11 - Como se comporta à mesa de um restaurante?
a) Costumo falar baixo, sem gesticular tanto. Durante a refeição, coloco os punhos sobre a mesa e, se for uma ocasião mais informal, o antebraço.
b) Da mesma forma que na mesa de casa ou na de um bar. Falo alto, principalmente se estiver "alegrinho" por conta das bebidas a mais. Ah! Cotovelos sempre à mesa, porque é mais cômodo.
c) Só penso na comida e nem dá tempo de conversar. Quando termino o prato, aí sim, dou uma relaxada, mas já fico de olho na sobremesa.
d) Simplesmente da maneira que acho mais agradável e confortável. Se estiver com vontade de colocar os cotovelos sobre a mesa, qual é o problema? Caso queira falar alto, quem vai me impedir? Regras, principalmente as de etiqueta, servem para serem quebradas.
12 - Se estiver mastigando e se lembrar de um assunto muito interessante, o que faz?
a) Seguro a ansiedade de falar, termino de engolir e, só então, conto o que lembrei.
b) Para não esquecer o assunto, falo com a mão na frente da boca. É uma boa alternativa.
c) Falo no exato momento em que lembro, antes que alguém puxe outro assunto e eu fique na vontade. Qual é o problema de falar com a comida na boca? É só colocá-la no cantinho que ninguém percebe.
d) Deixo para lá e continuo comendo. Só passo a dar atenção à conversa no fim da refeição.
RESPOSTAS
Se assinalou apenas as alternativas A, você sabe portar-se à mesa. Além de respeitar as tradições ocidentais, acerta até mesmo na hora de apreciar os hábitos gastronômicos de outras culturas. Continue assim e não fará feio!

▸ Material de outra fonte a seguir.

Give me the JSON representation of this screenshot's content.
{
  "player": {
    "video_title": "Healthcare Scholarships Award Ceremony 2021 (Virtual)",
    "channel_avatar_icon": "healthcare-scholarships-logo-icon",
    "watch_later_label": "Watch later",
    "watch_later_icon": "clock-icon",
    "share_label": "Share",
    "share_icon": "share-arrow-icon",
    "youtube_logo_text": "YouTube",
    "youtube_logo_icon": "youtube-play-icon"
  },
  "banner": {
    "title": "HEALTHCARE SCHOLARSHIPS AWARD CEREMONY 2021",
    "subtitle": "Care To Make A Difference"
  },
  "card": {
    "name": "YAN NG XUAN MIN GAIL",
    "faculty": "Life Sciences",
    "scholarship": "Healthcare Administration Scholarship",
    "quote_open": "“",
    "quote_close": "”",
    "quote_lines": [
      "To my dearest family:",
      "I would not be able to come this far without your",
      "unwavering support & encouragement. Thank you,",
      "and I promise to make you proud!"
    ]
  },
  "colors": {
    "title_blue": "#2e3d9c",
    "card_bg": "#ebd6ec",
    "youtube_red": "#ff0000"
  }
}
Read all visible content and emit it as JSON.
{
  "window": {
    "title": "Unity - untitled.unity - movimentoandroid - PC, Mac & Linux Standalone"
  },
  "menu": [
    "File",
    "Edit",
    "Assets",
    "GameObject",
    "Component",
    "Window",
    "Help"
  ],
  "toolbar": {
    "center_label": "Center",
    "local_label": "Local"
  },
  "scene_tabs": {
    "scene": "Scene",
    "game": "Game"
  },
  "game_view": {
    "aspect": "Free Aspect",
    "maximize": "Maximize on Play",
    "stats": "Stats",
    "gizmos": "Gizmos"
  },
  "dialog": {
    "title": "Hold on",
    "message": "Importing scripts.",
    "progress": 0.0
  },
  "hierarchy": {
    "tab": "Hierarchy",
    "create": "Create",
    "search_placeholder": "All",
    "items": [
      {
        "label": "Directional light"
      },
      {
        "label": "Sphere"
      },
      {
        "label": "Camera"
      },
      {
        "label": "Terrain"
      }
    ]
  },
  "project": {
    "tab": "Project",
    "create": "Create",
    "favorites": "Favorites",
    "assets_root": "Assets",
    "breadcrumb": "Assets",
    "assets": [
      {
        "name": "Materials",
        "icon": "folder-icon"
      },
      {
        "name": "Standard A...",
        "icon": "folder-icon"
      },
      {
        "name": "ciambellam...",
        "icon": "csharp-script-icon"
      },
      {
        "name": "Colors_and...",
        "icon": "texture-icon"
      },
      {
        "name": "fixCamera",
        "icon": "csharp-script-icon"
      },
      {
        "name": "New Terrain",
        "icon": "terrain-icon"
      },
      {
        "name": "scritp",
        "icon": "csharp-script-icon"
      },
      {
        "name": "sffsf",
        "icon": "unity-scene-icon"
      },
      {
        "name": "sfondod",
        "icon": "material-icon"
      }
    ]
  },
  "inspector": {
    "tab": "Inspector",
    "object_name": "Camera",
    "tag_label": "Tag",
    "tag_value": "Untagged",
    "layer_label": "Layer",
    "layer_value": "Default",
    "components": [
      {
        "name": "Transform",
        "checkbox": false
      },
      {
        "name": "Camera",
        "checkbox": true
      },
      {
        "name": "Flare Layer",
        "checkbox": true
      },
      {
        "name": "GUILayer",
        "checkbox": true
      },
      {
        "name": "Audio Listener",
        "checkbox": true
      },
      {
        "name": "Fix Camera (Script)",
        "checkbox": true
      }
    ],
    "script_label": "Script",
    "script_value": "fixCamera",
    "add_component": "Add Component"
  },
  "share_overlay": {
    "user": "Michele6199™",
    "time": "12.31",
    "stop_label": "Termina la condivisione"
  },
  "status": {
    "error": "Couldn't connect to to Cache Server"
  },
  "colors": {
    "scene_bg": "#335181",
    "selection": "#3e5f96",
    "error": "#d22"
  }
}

Se assinalou mais alternativas A, você tem ideia de algumas recomendações da etiqueta, mas ainda precisa melhorar. É que vacila em alguns quesitos e pode deparar-se com situações constrangedoras. Estude um pouco mais que você chega lá.
Se assinalou mais alternativas B, C ou D, você está por fora das regras de etiqueta. OK, pode saber uma coisinha ou outra, mas está mais propenso a gafes. Esses detalhes podem não incomodá-lo, mas acabam tirando pontos da imagem que as pessoas fazem de você. Que tal atualizar-se? Comece lendo as alternativas A, que estão certíssimas.